Screening and analysis of the targeted compounds in Choerospondias axillaris extract by receptor chromatographic column with immobilized angiotensin II type 1 receptor.

As a result of the lack of modern techniques, the study of Tibetan medicine has been hindered in identifying bioactive compounds. Herein, we established a chromatographic approach using an immobilized angiotensin II type 1 receptor (AT 1 R) via a one-step method triggered by haloalkane dehalogenase. The bioactive compounds from Choerospondias axillaris (Guangzao) were screened and identified using the immobilized AT 1 R followed by MS. Frontal analysis (FA) and adsorption energy distribution (AED) were used to evaluate the association constants. Molecular docking was used to investigate the binding configurations, and the surface efficiency index, binding efficiency index, and ligand-lipophilicity efficiency (LLE) were calculated to assess the drug-like properties.
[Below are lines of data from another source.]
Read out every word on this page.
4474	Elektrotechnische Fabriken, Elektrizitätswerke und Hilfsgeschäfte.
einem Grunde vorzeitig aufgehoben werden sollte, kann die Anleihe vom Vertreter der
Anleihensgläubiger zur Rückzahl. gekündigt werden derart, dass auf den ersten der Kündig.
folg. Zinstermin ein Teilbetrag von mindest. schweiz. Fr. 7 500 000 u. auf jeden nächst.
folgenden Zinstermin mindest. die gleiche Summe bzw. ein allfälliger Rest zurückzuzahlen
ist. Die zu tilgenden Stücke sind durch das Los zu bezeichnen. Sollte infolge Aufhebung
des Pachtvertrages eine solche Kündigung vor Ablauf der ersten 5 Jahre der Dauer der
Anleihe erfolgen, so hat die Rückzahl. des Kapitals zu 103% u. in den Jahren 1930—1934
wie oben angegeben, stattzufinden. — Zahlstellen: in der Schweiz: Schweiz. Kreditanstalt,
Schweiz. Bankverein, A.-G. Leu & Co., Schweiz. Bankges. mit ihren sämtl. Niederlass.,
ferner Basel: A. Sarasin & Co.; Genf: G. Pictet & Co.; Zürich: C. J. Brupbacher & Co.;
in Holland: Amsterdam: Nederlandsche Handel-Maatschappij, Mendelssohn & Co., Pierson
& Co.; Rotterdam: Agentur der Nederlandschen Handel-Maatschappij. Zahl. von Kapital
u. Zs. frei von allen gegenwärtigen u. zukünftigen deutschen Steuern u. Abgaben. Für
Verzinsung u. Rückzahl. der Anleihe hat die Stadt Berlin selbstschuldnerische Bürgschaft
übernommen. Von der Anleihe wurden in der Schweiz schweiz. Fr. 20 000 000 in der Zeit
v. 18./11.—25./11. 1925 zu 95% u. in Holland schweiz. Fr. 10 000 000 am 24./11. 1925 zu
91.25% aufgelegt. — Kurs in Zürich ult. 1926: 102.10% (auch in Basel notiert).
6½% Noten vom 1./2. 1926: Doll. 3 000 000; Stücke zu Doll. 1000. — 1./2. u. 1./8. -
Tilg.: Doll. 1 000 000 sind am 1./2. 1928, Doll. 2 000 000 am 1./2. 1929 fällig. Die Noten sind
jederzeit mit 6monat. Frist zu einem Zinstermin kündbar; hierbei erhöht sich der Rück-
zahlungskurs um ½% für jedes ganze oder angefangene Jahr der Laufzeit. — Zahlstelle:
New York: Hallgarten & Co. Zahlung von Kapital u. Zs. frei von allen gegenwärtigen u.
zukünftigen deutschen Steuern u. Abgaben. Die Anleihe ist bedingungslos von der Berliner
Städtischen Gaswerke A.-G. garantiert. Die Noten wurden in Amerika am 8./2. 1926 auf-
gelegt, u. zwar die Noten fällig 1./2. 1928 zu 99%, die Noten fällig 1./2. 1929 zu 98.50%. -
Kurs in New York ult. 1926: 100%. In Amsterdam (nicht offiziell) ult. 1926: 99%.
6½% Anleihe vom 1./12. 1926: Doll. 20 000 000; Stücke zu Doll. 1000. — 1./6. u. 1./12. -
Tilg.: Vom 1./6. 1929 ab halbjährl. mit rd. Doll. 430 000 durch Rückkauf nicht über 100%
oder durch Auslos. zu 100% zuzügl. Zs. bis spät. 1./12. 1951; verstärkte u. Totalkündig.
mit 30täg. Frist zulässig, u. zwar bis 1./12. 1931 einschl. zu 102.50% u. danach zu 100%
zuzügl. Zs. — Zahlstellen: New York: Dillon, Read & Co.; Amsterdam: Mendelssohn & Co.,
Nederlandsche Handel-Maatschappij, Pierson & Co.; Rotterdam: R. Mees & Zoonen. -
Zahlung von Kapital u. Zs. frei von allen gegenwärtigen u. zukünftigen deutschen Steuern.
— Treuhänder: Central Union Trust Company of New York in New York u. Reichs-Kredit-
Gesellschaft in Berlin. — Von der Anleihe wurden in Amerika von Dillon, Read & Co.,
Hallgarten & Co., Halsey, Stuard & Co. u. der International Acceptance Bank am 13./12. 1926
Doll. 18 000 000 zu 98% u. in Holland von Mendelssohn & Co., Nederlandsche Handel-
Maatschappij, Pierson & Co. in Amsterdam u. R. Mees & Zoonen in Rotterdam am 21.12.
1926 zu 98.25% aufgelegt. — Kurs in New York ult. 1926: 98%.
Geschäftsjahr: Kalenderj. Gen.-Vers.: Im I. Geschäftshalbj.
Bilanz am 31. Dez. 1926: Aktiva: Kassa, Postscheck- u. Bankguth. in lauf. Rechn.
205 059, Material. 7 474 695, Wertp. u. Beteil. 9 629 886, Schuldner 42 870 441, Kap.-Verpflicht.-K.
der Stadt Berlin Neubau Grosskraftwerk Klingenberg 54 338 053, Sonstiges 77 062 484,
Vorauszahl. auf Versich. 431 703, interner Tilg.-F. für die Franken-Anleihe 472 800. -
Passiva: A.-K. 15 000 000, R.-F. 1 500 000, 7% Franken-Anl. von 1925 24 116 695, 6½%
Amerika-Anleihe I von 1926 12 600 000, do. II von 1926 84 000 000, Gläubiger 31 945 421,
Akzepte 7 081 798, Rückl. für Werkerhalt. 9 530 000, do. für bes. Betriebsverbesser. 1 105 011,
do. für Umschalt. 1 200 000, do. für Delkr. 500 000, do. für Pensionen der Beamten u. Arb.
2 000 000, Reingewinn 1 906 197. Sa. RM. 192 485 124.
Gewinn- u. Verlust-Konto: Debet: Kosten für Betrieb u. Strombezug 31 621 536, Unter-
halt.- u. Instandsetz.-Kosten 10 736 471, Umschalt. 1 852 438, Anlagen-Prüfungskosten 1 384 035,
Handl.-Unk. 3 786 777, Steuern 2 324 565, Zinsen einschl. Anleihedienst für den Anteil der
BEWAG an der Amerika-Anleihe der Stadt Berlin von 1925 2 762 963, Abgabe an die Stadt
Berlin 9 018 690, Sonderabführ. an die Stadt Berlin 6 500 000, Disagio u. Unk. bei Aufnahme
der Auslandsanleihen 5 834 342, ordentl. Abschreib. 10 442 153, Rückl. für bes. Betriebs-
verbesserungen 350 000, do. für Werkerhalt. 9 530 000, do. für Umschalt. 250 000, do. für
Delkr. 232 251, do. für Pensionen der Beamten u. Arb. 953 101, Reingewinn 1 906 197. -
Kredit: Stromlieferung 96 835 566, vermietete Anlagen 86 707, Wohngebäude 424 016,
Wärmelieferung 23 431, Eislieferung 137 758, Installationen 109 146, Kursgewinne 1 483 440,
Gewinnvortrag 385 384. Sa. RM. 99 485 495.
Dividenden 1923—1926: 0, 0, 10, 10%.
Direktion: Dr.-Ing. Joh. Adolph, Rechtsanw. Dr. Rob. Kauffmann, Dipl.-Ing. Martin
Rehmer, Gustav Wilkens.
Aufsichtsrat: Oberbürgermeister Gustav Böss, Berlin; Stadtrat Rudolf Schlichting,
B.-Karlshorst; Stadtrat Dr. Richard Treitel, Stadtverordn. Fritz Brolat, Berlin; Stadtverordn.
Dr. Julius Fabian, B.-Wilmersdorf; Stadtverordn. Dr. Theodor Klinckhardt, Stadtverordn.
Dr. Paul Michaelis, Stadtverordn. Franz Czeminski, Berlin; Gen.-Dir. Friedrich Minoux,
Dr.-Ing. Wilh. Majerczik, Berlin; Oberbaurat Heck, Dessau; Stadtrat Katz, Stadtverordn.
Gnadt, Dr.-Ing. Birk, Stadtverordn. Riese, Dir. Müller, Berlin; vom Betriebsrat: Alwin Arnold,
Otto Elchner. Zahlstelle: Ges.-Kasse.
The results identified naringenin, pinocembrin, and chrysin as the compounds that specifically bind to AT 1 R in Guangzao. FA and AED confirmed that there is only one type of binding site between these compounds and AT 1 R. The association constants were (2.40 ± 0.02) × 10 4  M -1 for naringenin (5.22 ± 0.26) × 10 4  M -1 for pinocembrin, and (4.27 ± 0.14) × 10 4  M -1 for chrysin, respectively. These compounds can bind with AT 1 R through the orthosteric binding pocket. Naringenin exhibited better LLE than pinocembrin and chrysin. These results confirmed the feasibility of using the immobilized AT 1 R column for screening and analyzing bioactive compounds in Tibetan medicines.